Pope, in first post-lockdown audience, thanks Italian doctors

FAN Editor
Pope Francis holds the weekly general audience at the Vatican
FILE PHOTO: Pope Francis holds the weekly general audience at the Library of the Apostolic Palace at the Vatican, June 10, 2020. Vatican Media/Handout via REUTERS

June 20, 2020

By Philip Pullella

VATICAN CITY (Reuters) – Pope Francis on Saturday held his first audience for a group of people since Italy lifted its coronavirus lockdown, granting it to health workers from the Italian region most affected by the pandemic.

“You were one of the supporting pillars of the entire country,” he told doctors and nurses from the Lombardy region gathered in the Vatican’s frescoed Clementine Hall, which had not been used for months because of the crisis.

“To those of you here and to your colleagues all across Italy go my esteem and my sincere thanks, and I know very well I am interpreting everyone’s sentiments,” he said.

He thanked the health workers, who wore masks, for being “angels,” including by lending their cell phones to dying patients so they could say their final goodbyes to their loved ones.

Italy returned to relative normality on June 3 when Italians were allowed to move between regions again. But rules such as social distancing in public and wearing masks are still in effect.

Nearly 35,000 people in Italy have died of coronavirus, the fourth highest number in the world after the United States, Brazil and Britain.
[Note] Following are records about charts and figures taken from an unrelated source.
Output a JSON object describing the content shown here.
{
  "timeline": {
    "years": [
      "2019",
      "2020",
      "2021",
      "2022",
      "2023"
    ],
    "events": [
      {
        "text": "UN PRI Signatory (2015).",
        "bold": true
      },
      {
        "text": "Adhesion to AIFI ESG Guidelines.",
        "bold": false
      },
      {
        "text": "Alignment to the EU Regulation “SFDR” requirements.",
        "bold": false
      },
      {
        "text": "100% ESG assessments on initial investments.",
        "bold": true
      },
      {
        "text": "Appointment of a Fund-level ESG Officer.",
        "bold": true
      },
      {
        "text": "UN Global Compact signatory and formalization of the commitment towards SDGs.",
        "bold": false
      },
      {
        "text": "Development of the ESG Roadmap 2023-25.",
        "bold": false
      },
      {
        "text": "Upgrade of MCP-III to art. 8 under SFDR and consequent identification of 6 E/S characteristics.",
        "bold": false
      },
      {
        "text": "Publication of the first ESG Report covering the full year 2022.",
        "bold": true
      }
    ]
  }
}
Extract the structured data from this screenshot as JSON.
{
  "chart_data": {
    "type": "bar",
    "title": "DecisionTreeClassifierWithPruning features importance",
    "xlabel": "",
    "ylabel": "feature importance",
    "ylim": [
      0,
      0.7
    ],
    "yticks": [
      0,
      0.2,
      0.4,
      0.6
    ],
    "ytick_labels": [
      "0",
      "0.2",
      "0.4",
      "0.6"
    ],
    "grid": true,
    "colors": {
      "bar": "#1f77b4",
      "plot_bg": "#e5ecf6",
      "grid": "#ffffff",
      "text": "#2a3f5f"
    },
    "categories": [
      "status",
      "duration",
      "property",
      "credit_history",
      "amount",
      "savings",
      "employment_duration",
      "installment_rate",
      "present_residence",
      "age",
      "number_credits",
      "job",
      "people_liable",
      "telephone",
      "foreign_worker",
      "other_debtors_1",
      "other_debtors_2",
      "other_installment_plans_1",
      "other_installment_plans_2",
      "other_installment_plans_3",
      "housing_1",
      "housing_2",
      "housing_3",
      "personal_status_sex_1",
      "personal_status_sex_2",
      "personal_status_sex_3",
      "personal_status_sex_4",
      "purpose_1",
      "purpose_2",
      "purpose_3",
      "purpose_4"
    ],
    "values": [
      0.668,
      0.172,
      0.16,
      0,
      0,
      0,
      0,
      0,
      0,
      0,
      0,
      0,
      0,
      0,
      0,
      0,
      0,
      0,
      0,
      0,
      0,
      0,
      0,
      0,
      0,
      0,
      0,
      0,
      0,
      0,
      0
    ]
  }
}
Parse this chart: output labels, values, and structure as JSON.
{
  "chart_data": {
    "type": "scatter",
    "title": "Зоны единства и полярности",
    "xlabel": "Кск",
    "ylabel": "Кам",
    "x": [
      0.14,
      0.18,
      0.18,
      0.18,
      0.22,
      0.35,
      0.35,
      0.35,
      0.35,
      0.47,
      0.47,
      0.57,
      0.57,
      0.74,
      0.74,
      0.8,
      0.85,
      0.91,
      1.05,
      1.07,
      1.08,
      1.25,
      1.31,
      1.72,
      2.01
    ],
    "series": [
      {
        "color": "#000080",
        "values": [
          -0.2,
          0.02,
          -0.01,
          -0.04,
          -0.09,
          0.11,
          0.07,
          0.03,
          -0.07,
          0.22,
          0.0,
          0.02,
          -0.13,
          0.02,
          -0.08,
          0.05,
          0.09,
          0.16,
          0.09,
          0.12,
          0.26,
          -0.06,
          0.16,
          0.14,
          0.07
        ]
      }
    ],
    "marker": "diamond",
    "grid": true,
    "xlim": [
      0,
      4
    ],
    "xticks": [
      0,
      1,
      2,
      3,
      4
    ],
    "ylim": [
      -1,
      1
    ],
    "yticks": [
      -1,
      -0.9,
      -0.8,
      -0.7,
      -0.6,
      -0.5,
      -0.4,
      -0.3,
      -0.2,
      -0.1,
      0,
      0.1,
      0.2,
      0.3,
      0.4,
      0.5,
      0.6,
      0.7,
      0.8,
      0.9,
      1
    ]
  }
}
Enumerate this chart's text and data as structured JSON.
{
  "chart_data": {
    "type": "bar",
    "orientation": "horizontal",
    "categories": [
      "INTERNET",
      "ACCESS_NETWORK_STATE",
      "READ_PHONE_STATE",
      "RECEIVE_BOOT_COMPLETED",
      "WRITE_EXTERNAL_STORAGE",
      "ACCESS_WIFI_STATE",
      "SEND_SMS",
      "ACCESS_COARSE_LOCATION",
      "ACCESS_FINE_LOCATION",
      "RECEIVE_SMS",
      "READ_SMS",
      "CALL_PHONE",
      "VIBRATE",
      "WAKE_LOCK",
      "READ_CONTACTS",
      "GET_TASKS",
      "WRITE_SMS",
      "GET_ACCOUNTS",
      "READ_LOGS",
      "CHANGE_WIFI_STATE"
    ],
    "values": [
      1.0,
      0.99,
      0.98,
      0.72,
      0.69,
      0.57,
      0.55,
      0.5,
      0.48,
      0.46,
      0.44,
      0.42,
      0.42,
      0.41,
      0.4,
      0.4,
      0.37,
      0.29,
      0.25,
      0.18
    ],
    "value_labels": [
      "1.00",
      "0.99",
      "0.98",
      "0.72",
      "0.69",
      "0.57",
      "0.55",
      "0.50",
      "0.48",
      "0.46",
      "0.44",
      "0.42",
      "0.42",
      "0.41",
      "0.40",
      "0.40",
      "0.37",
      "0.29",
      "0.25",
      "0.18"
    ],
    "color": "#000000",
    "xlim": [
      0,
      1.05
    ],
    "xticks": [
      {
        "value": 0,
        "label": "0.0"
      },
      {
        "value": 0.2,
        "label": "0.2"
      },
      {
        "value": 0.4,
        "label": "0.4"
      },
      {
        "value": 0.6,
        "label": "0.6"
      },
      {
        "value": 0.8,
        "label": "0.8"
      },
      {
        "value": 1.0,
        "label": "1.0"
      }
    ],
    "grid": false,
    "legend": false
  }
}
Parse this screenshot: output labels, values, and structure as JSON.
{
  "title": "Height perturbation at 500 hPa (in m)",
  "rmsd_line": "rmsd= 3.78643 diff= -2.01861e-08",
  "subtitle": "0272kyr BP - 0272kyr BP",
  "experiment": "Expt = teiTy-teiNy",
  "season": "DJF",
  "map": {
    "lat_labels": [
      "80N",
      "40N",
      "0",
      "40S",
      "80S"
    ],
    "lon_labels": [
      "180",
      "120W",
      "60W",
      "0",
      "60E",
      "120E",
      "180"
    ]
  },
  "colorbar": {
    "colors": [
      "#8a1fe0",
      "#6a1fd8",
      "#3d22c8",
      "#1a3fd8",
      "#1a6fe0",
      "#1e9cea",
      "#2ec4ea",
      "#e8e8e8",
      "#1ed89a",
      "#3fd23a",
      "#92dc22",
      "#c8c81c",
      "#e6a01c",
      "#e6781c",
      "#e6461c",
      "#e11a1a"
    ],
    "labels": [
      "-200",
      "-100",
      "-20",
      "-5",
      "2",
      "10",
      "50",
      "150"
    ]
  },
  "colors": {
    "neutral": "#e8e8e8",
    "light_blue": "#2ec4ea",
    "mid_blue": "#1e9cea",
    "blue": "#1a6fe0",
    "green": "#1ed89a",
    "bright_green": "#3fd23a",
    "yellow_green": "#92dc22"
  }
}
Nearly 170 of them were doctors and the pope paid special tribute to them in his address on Saturday.

At the end the meeting, the pope joked about what he called “the liturgy of the greeting” explaining that they would take a group picture but he would “be obedient to the rules” and greet them from a distance as he passed down the aisle.

Francis’ weekly general audience is still being held without the public and streamed over the internet, although he has resumed giving his Sunday message from his window since St. Peter’s Square was reopened last month.

He has resumed public Masses but with only about 50 people allowed.